The documentary was followed by a screening of Panic in the Streets (1950), one of my favorite noirs. Keeping in mind some of what Scorsese said about Kazan in the documentary, I paid close attention to details in the film that I could possibly attribute to Kazan. The pacing, the camera angles, the set-up of the shots, the choreography of the final chase scene, etc. Something I noticed in this viewing that I hadn't in past ones, was how the gigantic Jack Palance was positioned over very small and diminutive characters. The contrast exemplified his character's power and the level of control he exerted over everyone around him. Everyone looks up to him, not because he's a good person but because he physically and symbolically towers over them.
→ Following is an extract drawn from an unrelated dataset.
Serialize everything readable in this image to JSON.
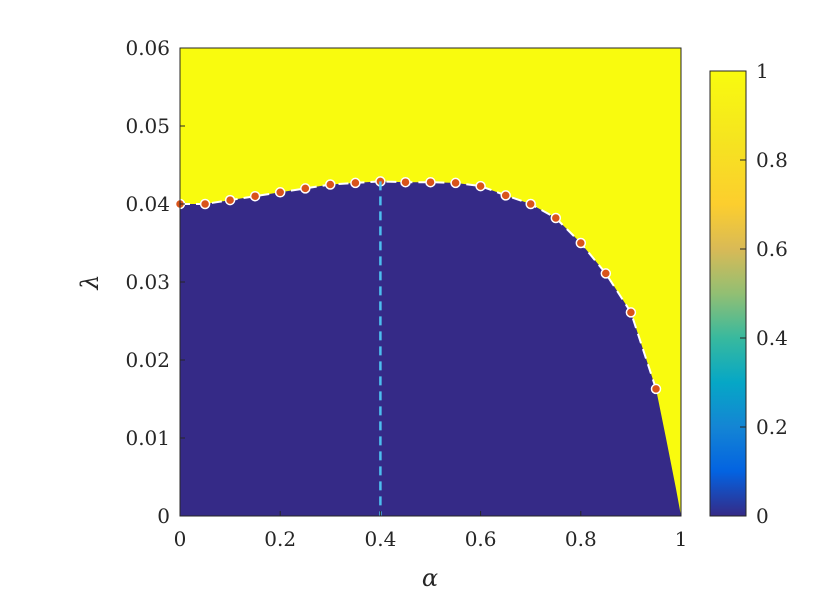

I learned recently was that Panic in the Streets is now in the public domain. Which means you can watch the entire film on your computer thanks to Internet Archive. But between you and me, this film, and any other Kazan classic, begs to be seen on the big screen. It's the way Scorsese fell in love with Kazan films and it's really the best way to watch any classic movie.